Приходящие поодиночке и приходящие вместе никак не могли договориться между собой, – в результате, они стали отдельно рыть пещеры для поклонения Просветленному: одни по левую сторону от пещеры, где он останавливался, другие – по правую. Пещеры, где поклонялись приходящие вместе, были украшены скульптурами и росписями на стенах, потолках и колоннах. Здесь была представлена вся жизнь Будды, наглядный пример для его учеников; здесь же в огромной пещере, чей свод уходил далеко ввысь, была большая скульптура Будды. С умиротворенным лицом он сидел в позе созерцания, его правое плечо было обнажено, а тело покрывала простая накидка; вздымая руку в священном положении «абхайя мудра», он благословлял пришедших к нему.

* * *

Царь Ашока тоже был изображен в этой пещере – на той же стене, возле которой стояла статуя Будды. Фрески показывали благочестивые деяния Ашоки, раздачу им милостыни, основание храмов и монастырей; на одной из них он останавливал охотника, собиравшегося убить оленя.


Статуя Будды в пещерном храме


Раньше Ашока любил бывать в этих пещерах, но теперь не мог найти здесь уединения, – паломники, приходящие к Будде, неотступно следовали за царем и просили разрешить их споры.
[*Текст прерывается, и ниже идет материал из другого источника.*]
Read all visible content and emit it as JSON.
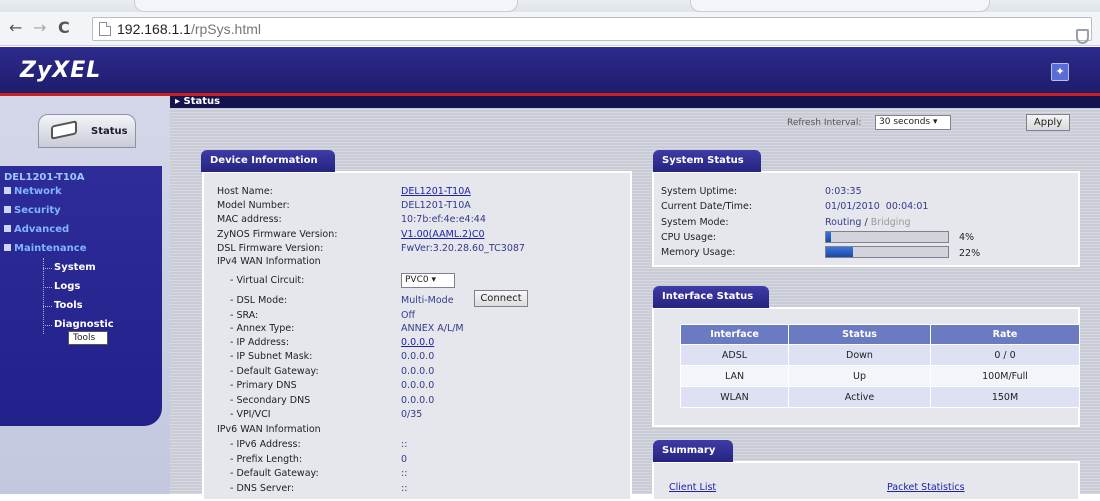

Дело доходило до серьезных столкновений, об одном из них царю рассказал Питимбар, приехавший сюда за несколько дней до Ашоки.
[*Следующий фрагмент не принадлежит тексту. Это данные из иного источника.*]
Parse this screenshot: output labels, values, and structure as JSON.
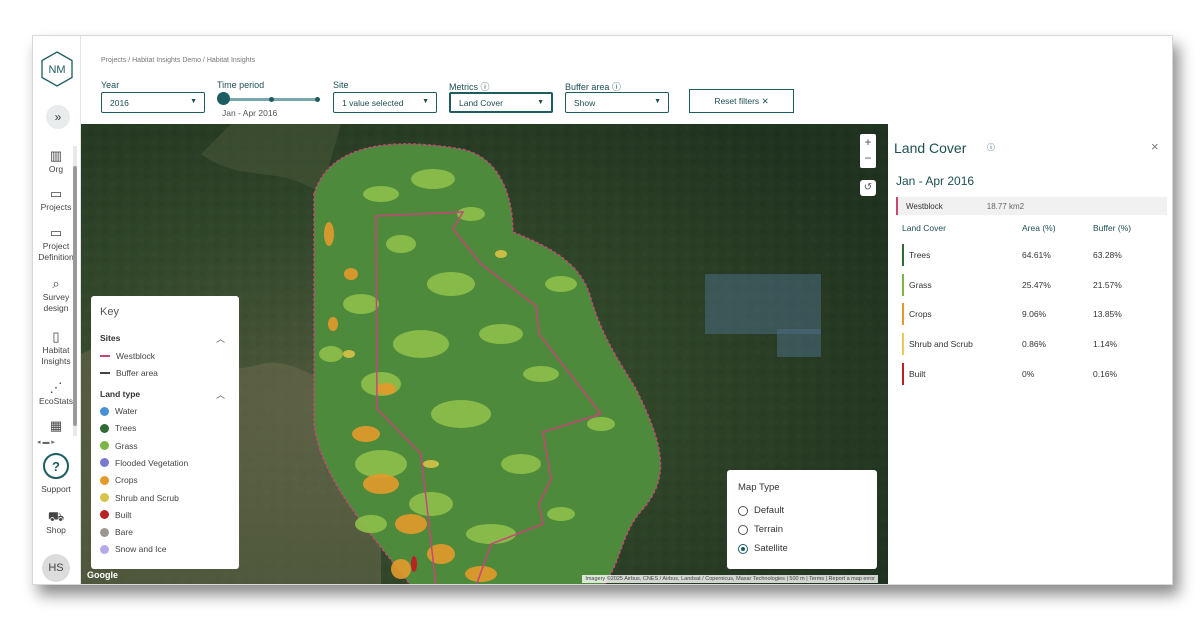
{
  "app": {
    "logo_text": "NM",
    "avatar_initials": "HS"
  },
  "sidebar": {
    "expand_icon": "double-chevron-right-icon",
    "items": [
      {
        "label": "Org",
        "icon": "building-icon"
      },
      {
        "label": "Projects",
        "icon": "folder-icon"
      },
      {
        "label": "Project Definition",
        "icon": "folder-icon"
      },
      {
        "label": "Survey design",
        "icon": "clipboard-search-icon"
      },
      {
        "label": "Habitat Insights",
        "icon": "book-icon"
      },
      {
        "label": "EcoStats",
        "icon": "chart-line-icon"
      },
      {
        "label": "",
        "icon": "grid-icon"
      }
    ],
    "support_label": "Support",
    "support_glyph": "?",
    "shop_label": "Shop"
  },
  "breadcrumb": "Projects / Habitat Insights Demo / Habitat Insights",
  "filters": {
    "year_label": "Year",
    "year_value": "2016",
    "time_period_label": "Time period",
    "time_period_value": "Jan - Apr 2016",
    "site_label": "Site",
    "site_value": "1 value selected",
    "metrics_label": "Metrics",
    "metrics_value": "Land Cover",
    "buffer_label": "Buffer area",
    "buffer_value": "Show",
    "reset_label": "Reset filters"
  },
  "map": {
    "zoom_in": "+",
    "zoom_out": "−",
    "key": {
      "title": "Key",
      "sites_heading": "Sites",
      "sites": [
        {
          "label": "Westblock",
          "color": "#c8457a",
          "style": "line"
        },
        {
          "label": "Buffer area",
          "color": "#444444",
          "style": "dash"
        }
      ],
      "land_heading": "Land type",
      "land_types": [
        {
          "label": "Water",
          "color": "#4a8fd6"
        },
        {
          "label": "Trees",
          "color": "#2e6b35"
        },
        {
          "label": "Grass",
          "color": "#7db544"
        },
        {
          "label": "Flooded Vegetation",
          "color": "#7b79d0"
        },
        {
          "label": "Crops",
          "color": "#e39a2c"
        },
        {
          "label": "Shrub and Scrub",
          "color": "#d8c247"
        },
        {
          "label": "Built",
          "color": "#b82424"
        },
        {
          "label": "Bare",
          "color": "#9c9890"
        },
        {
          "label": "Snow and Ice",
          "color": "#b7a9e8"
        }
      ]
    },
    "map_type": {
      "title": "Map Type",
      "options": [
        "Default",
        "Terrain",
        "Satellite"
      ],
      "selected": "Satellite"
    },
    "google_label": "Google",
    "attribution": "Imagery ©2025 Airbus, CNES / Airbus, Landsat / Copernicus, Maxar Technologies | 500 m | Terms | Report a map error"
  },
  "panel": {
    "title": "Land Cover",
    "close": "×",
    "period": "Jan - Apr 2016",
    "site_name": "Westblock",
    "site_area": "18.77 km2",
    "columns": [
      "Land Cover",
      "Area (%)",
      "Buffer (%)"
    ],
    "rows": [
      {
        "name": "Trees",
        "area": "64.61%",
        "buffer": "63.28%",
        "color": "#2e6b35"
      },
      {
        "name": "Grass",
        "area": "25.47%",
        "buffer": "21.57%",
        "color": "#7db544"
      },
      {
        "name": "Crops",
        "area": "9.06%",
        "buffer": "13.85%",
        "color": "#e39a2c"
      },
      {
        "name": "Shrub and Scrub",
        "area": "0.86%",
        "buffer": "1.14%",
        "color": "#e8c95a"
      },
      {
        "name": "Built",
        "area": "0%",
        "buffer": "0.16%",
        "color": "#b82424"
      }
    ]
  }
}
– Ссора произошла из-за воды: есть ли в ней тайная сила, и может ли вода очищать грехи. Одни говорили, что может, другие возражали, что нет, – говорил Питимбар. – Я хотел успокоить спорщиков, мне вспомнилась притча об очищении от грехов. Ты, конечно, слышал ее?

– Нет, – ответил Ашока, – но, может быть, мы обойдемся без нее? Сейчас не время для притч.
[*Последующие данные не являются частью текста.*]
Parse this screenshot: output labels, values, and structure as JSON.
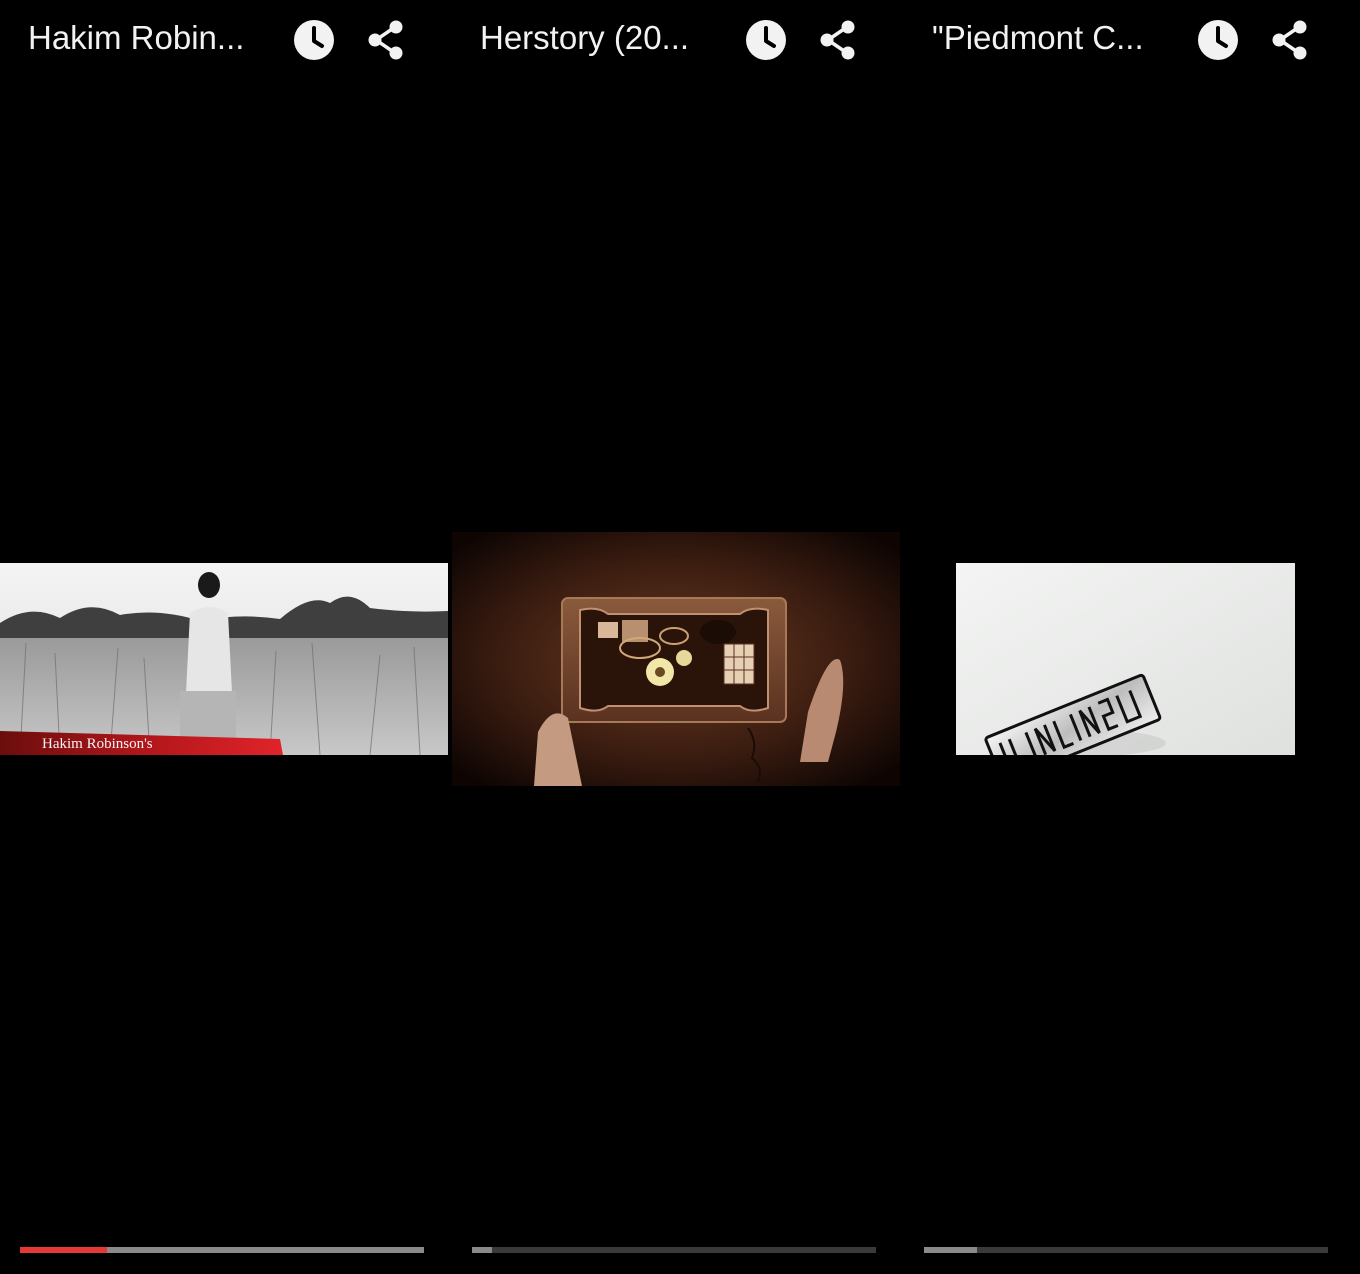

– Отчего же, разве мы куда-нибудь торопимся? – возразил Питимбар, – Если я не расскажу тебе притчу, мой рассказ потеряет всю свою соль, – а кому нужна безвкусная пища?

– Ох, – вздохнул Ашока, – рассказывай уже.

– «Каждые двенадцать лет на реке Ганг совершается обряд очищения от грехов. Один паломник, собираясь совершить священное омовение, зашел к известному своей праведной жизнью мудрецу, чтобы получить от него благословение. Узнав, что тот собирается совершить обряд очищения, мудрец сказал:

– Ну что ж, прекрасно. Погрузись разок и за меня, ведь я не пойду, вода холодная. Еще я боюсь: ведь так много людей сбрасывают свои грехи в Ганг, что входить в реку опасно – ко мне могут прилипнуть чьи-нибудь грехи.

Человек удивился:

– Вы шутите?

– Ты видел огромные деревья, которые стоят на берегу Ганга? – спросил мудрец.

– Да, – ответил паломник. – Двенадцать лет назад я совершал омовение и видел эти гигантские деревья.

– А знаешь, для чего они там растут? Я открою тебе их назначение. Ты совершаешь омовение, но грехи боятся не Ганга, они боятся холодной воды. Когда ты погружаешься, они выскакивают, садятся на деревья и поджидают, а когда ты выходишь, они прыгают на тебя; иногда бывает, что и какие-нибудь чужие грехи тоже прыгают на тебя. Они видят, что ты такой чистый, хороший – они достаточно мучили кого-то, а теперь хотят помучить тебя. Так что будь осторожен, проходя после омовения под этими деревьями.